Sometimes Harry Fletcher wrote them both, and Alice still wrote with exquisite fluency, about nothing at all, to Garp.
And now among the usual was a note, reeking of perfume and wet with tears. Garp put down the bottle of antiseptic and the bandages; he did not bother to look for the girl. He held the crumpled note and thought he knew, more or less, what it would be about.
He wondered why he hadn't thought of it before, because there were so many things that pointed to it; now that he thou
ght of it, he supposed he had thought of it before, only not quite this consciously. The slow unwrapping of the note—so it wouldn't tear—made sounds as crisp as autumn, though all around Garp it was a cold March, the hurt ground thawing to mud. The little note snapped like bones as he opened it.
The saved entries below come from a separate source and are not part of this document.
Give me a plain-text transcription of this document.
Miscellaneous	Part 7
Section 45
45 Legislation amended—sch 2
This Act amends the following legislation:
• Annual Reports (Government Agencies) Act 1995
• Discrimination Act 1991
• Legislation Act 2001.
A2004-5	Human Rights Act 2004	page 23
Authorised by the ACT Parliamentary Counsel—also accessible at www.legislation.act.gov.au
With the escaping perfume, Garp imagined he could still hear the girl's sharp little yelp: “What?"
He knew “what"; what he didn't know was “with whom"—that name, which had kicked around in his mind, one morning, but then was gone. The note, of course, would provide him with the name: Michael Milton. It sounded to Garp like a special kind of new ice cream at that shop he took the boys to. There was Strawberry Swirl, Chock-full of Chocolate, Mocha Madness, and Michael Milton. It was a disgusting name—a flavor Garp could taste—and Garp tramped to the storm sewer and wadded the vile-smelling note into pieces and stuffed them through the grate. Then he went inside the house and read the name in a phone book, over and over again.
It seemed to him now that Helen had been “involved with” someone for a long time; it seemed that he had known it for some time, too. But the name! Michael Milton! Garp had classified him—to Helen—at a party where Garp had been introduced to him. Garp had told Helen that Michael Milton was a “wimp"; they had discussed his mustache. Michael Milton! Garp read the name so many times, he was still peering into the phone book when Duncan got home from school and assumed that his father was once more searching a directory for his make-believe people.
“Didn't you get Walt yet?” Duncan asked.
Garp had forgotten. And Walt has a cold, too, Garp thought. The boy shouldn't have to wait for me, with a cold.